With my first I started having him at home until I had to go into hosp, and managed well just with breathing despite him being back to back and Im hoping to god that I can manage that way again. The midwife said if he'd been positioned 'correctly' Id have had him 'in the next couple of hours' had things not gone tits up so Im trying to focus on that. I also (perhaps naively) thought that a 3rd would be easier but since read differently on here. Think that's kicked things off a bit
Wishing you all the best, youre certainly not the only one that feels the way you do. xx
I'm 39+6 and have been longing to go into labour.
Then last night I thought it was all happening and was suddenly gripped by panic about the labour/delivery/safety/being a good parent... the whole lot.
It all settled down again and I'm still not sure whether it feels more like disappointment or a reprieve.
This will be DC3 for me, with an almost-13 year gap since DC2.
I'm sure it's normal, OP. At least, I bloody hope it is!
Hi I'm 37.5 weeks with dc3 and just the same. So glad to see this thread! I can't figure out why I'm so nervous this time round. I feel really unprepared. I was wondering if it's partly because it's the third time round. I haven't had the time to focus on the pregnancy this time round so don't quite feel 'ready'. I don't want to do it!!!
So glad to hear this (sorry!).
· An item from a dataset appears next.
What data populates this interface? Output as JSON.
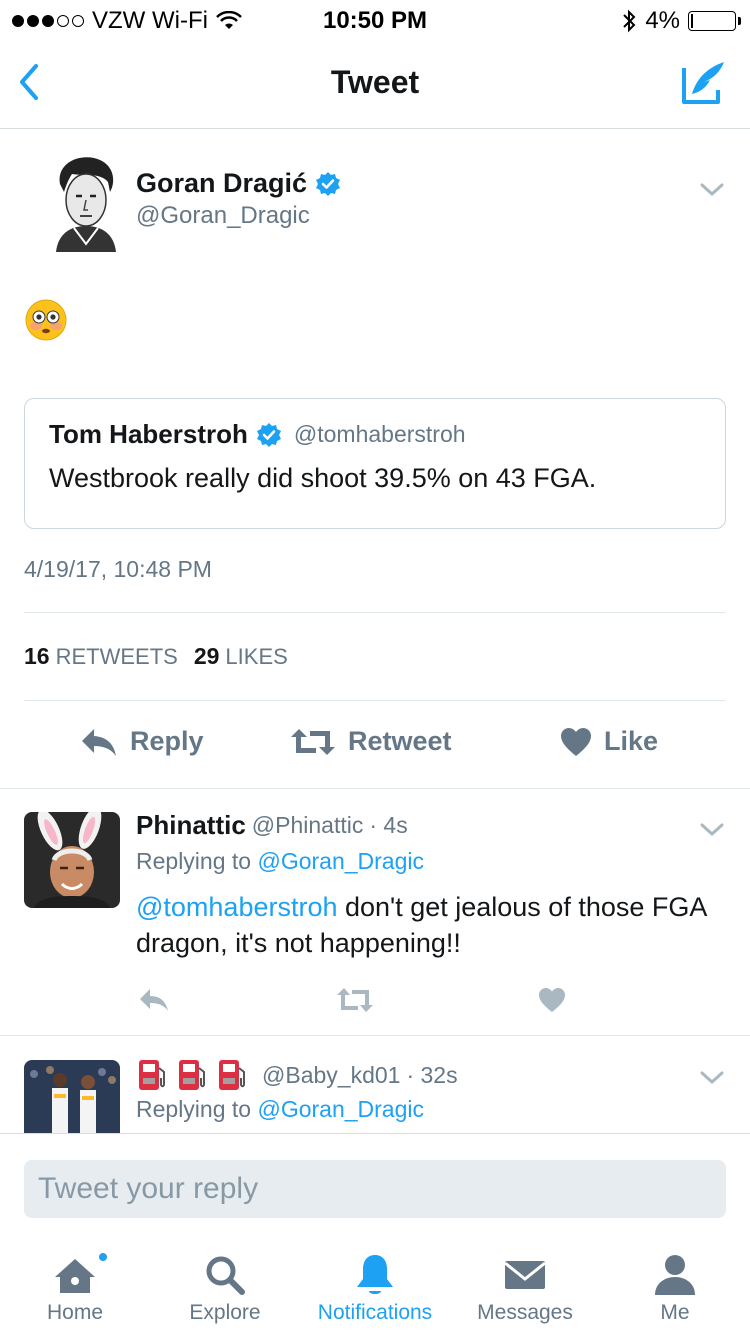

It can be hard to work out what is normal and not because especially on baby 3 I think everyone thinks you're an old hand at it!
I'm mainly worried about:
Super fast super painful birth
Something like pph, shoulder dystocia or baby ending up very poorly
And all the normal stuff like having more kids than hands and the perennial double buggy on public transport issue!
It's not like I spend all day thinking about this stuff but I guess I thought after two I wouldn't really have the same worries which I guess makes no sense as all of these things are scary whether you're on number 1 or number 10!
Have decided to sign up for birth skills course with hypno and yoga bits an some mindfulness for five weeks just to get me in a bit more positive frame of mind!!
I'm due today and however much i want her out i'm nervous too and i'm having dc5!
Wasn't atall nervous with dc4, i personally feel it's because i feel as though i'm carrying larger and my dc have all ranged between 5lb 11-
7lb 8, so i'm scared about the possibility of pushing a larger baby out. My dd3 was my most painful and needed ventouse, she was largest.